Foresight News: In the wallet space, what do you see as the next big thing? Where’s the biggest opportunity? In previous interviews, you seemed to suggest keystore could be a major opportunity.
Lukas Schor: Most wallets today are thinking about becoming “omnichain” wallets—bringing in users and letting them interact with apps without worrying about gas fees. On chains like Polygon that use non-ETH gas tokens, users must pre-load the correct assets.
Therefore, cross-chain interoperability will be integral to realizing the full potential of smart wallets. Projects like Avocado Wallet are working on this, and many others are experimenting with various approaches.
I’m not sure if keystore itself is a commercial opportunity, but it’s definitely a massive unsolved challenge. It may end up being more of a public goods solution. Several projects are researching and collaborating to solve it, but it likely won’t become a revenue-generating product.
Foresight News: Finally, let’s discuss regulation. This year, there’s been much debate around regulation and compliance in crypto, with major players under pressure—including Consensys behind MetaMask, and even Ethereum itself facing varying degrees of regulatory scrutiny. As the largest smart account wallet provider today, how do you view this? Do you feel any pressure?
Lukas Schor: We’re primarily infrastructure providers for smart wallets, so we’re generally not heavily impacted by local regulations.
Interestingly, regulatory concerns tie into the privacy issues mentioned earlier. Compliance and privacy protection will be two major, often conflicting, challenges. Enhancing privacy may complicate compliance, since obscuring information intentionally hides data typically required for regulatory purposes. I’m not particularly insightful on this topic, but I trust companies under greater pressure are actively addressing these issues.
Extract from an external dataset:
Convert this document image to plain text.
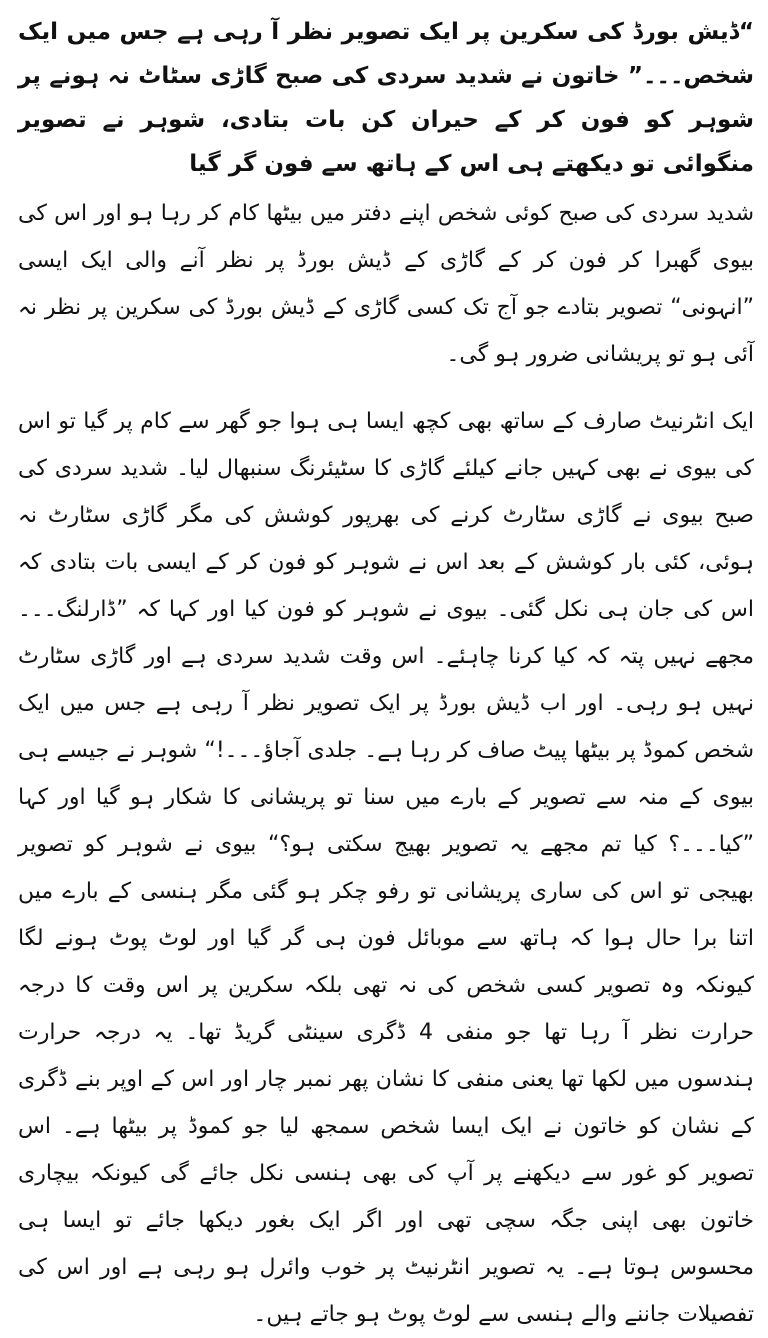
“ڈیش بورڈ کی سکرین پر ایک تصویر نظر آ رہی ہے جس میں ایک شخص۔۔۔” خاتون نے شدید سردی کی صبح گاڑی سٹاٹ نہ ہونے پر شوہر کو فون کر کے حیران کن بات بتادی، شوہر نے تصویر منگوائی تو دیکھتے ہی اس کے ہاتھ سے فون گر گیا

شدید سردی کی صبح کوئی شخص اپنے دفتر میں بیٹھا کام کر رہا ہو اور اس کی بیوی گھبرا کر فون کر کے گاڑی کے ڈیش بورڈ پر نظر آنے والی ایک ایسی ”انہونی“ تصویر بتادے جو آج تک کسی گاڑی کے ڈیش بورڈ کی سکرین پر نظر نہ آئی ہو تو پریشانی ضرور ہو گی۔

ایک انٹرنیٹ صارف کے ساتھ بھی کچھ ایسا ہی ہوا جو گھر سے کام پر گیا تو اس کی بیوی نے بھی کہیں جانے کیلئے گاڑی کا سٹیئرنگ سنبھال لیا۔ شدید سردی کی صبح بیوی نے گاڑی سٹارٹ کرنے کی بھرپور کوشش کی مگر گاڑی سٹارٹ نہ ہوئی، کئی بار کوشش کے بعد اس نے شوہر کو فون کر کے ایسی بات بتادی کہ اس کی جان ہی نکل گئی۔ بیوی نے شوہر کو فون کیا اور کہا کہ ”ڈارلنگ۔۔۔ مجھے نہیں پتہ کہ کیا کرنا چاہئے۔ اس وقت شدید سردی ہے اور گاڑی سٹارٹ نہیں ہو رہی۔ اور اب ڈیش بورڈ پر ایک تصویر نظر آ رہی ہے جس میں ایک شخص کموڈ پر بیٹھا پیٹ صاف کر رہا ہے۔ جلدی آجاؤ۔۔۔!“ شوہر نے جیسے ہی بیوی کے منہ سے تصویر کے بارے میں سنا تو پریشانی کا شکار ہو گیا اور کہا ”کیا۔۔۔؟ کیا تم مجھے یہ تصویر بھیج سکتی ہو؟“ بیوی نے شوہر کو تصویر بھیجی تو اس کی ساری پریشانی تو رفو چکر ہو گئی مگر ہنسی کے بارے میں اتنا برا حال ہوا کہ ہاتھ سے موبائل فون ہی گر گیا اور لوٹ پوٹ ہونے لگا کیونکہ وہ تصویر کسی شخص کی نہ تھی بلکہ سکرین پر اس وقت کا درجہ حرارت نظر آ رہا تھا جو منفی 4 ڈگری سینٹی گریڈ تھا۔ یہ درجہ حرارت ہندسوں میں لکھا تھا یعنی منفی کا نشان پھر نمبر چار اور اس کے اوپر بنے ڈگری کے نشان کو خاتون نے ایک ایسا شخص سمجھ لیا جو کموڈ پر بیٹھا ہے۔ اس تصویر کو غور سے دیکھنے پر آپ کی بھی ہنسی نکل جائے گی کیونکہ بیچاری خاتون بھی اپنی جگہ سچی تھی اور اگر ایک بغور دیکھا جائے تو ایسا ہی محسوس ہوتا ہے۔ یہ تصویر انٹرنیٹ پر خوب وائرل ہو رہی ہے اور اس کی تفصیلات جاننے والے ہنسی سے لوٹ پوٹ ہو جاتے ہیں۔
To gain more positive recognition and support from regulators, we need to demonstrate socially valuable, meaningful use cases for crypto.
I think the industry has done poorly over the past few months, overly focused on meme coins and speculative activities—reinforcing the perception of crypto as a casino rather than a tool that improves lives. That’s why regulators remain skeptical and set boundaries.